Durch die Annahme eines strategischen Ansatzes für Technologie und Prozessstandardisierung können Unternehmen die Komplexität der finnischen Rechnungsstellung navigieren, die Compliance sicherstellen und die betriebliche Effizienz verbessern.

Sehen Sie Ihre finnische Rechnungsvorlage in Aktion

Vorschau, wie Ihre Rechnung mit finnischen Mehrwertsteuersätzen und e-Rechnungsstandards wie Finvoice und TEAPPSXML für lokale Compliance aussieht.
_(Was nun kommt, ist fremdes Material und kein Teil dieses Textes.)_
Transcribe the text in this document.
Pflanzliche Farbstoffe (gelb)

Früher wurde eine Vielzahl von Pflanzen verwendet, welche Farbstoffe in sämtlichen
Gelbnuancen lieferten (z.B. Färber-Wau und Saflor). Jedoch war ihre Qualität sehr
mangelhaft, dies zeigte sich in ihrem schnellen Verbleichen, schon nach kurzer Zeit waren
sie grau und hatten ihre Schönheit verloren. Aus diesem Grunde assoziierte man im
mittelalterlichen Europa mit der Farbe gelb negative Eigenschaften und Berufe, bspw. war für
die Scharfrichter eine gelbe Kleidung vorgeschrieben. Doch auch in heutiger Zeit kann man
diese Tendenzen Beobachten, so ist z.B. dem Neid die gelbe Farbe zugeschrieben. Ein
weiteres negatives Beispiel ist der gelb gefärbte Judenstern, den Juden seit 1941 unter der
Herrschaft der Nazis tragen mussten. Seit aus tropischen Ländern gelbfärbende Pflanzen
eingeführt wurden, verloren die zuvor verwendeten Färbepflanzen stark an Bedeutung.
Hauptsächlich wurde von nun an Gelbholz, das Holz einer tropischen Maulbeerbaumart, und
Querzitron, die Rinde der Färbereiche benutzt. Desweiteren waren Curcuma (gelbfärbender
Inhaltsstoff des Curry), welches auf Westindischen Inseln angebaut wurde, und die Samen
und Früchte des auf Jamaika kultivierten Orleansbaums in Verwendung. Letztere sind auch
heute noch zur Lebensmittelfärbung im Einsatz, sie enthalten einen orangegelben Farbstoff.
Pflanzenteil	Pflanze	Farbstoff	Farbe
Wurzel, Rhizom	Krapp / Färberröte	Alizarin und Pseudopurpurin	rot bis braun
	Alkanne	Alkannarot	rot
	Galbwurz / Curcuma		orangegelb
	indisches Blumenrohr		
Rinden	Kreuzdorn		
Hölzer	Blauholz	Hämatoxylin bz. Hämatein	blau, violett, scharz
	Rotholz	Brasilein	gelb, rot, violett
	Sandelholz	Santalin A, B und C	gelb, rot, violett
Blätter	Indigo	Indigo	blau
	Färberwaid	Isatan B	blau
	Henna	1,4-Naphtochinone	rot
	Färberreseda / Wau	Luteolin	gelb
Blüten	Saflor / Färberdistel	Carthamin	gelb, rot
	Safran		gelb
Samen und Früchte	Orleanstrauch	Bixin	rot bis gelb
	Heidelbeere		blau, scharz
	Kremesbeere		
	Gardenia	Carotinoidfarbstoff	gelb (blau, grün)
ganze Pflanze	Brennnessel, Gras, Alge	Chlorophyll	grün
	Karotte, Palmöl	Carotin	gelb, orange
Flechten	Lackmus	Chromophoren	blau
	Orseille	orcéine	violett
Rechnungsvorlage mit finnischen Mehrwertsteuerdetails und e-Rechnungsformaten

Häufig gestellte Fragen zur Rechnungserstellung für Finnland

  • Harvest ermöglicht die Verfolgung der Annahme oder Ablehnung von Rechnungen über die Schätzungsannahme-Funktion, die in Rechnungen umgewandelt werden kann.
  • Die Erstellung einer Rechnung in Finnland erfordert die Angabe des Wortes 'Lasku', einer eindeutigen Rechnungsnummer und des Ausstellungsdatums. Es ist wichtig, sowohl die vollständigen rechtlichen Namen und Adressen des Verkäufers als auch des Käufers anzugeben, zusammen mit den Mehrwertsteuer-Identifikationsnummern, wenn zutreffend. Darüber hinaus muss eine detaillierte Beschreibung der gelieferten Waren oder Dienstleistungen sowie der anwendbare Mehrwertsteuersatz enthalten sein. Unternehmen müssen auch diese Unterlagen mindestens sechs Jahre lang aufbewahren.
  • Harvest ermöglicht es Ihnen, Teammitglieder zur Zusammenarbeit an Projekten einzuladen, indem Sie sie zu Ihrem Konto hinzufügen. Sie können deren Berechtigungen verwalten, Aufgaben zuweisen und deren Zeit effizient verfolgen.
  • Während Rechnungswerkzeuge den Prozess der Mehrwertsteuerkonformität erheblich vereinfachen können, können sie ihn nicht vollständig automatisieren. Unternehmen müssen weiterhin sicherstellen, dass die korrekten Mehrwertsteuersätze angewendet werden und dass alle obligatorischen Rechnungselemente genau enthalten sind. Regelmäßige Updates und menschliche Aufsicht sind erforderlich, um sich an Änderungen der Vorschriften anzupassen.
  • Harvest unterstützt das Versenden von Rechnungen per E-Mail und UBL-e-Rechnungen und bietet Flexibilität bei den Liefermethoden.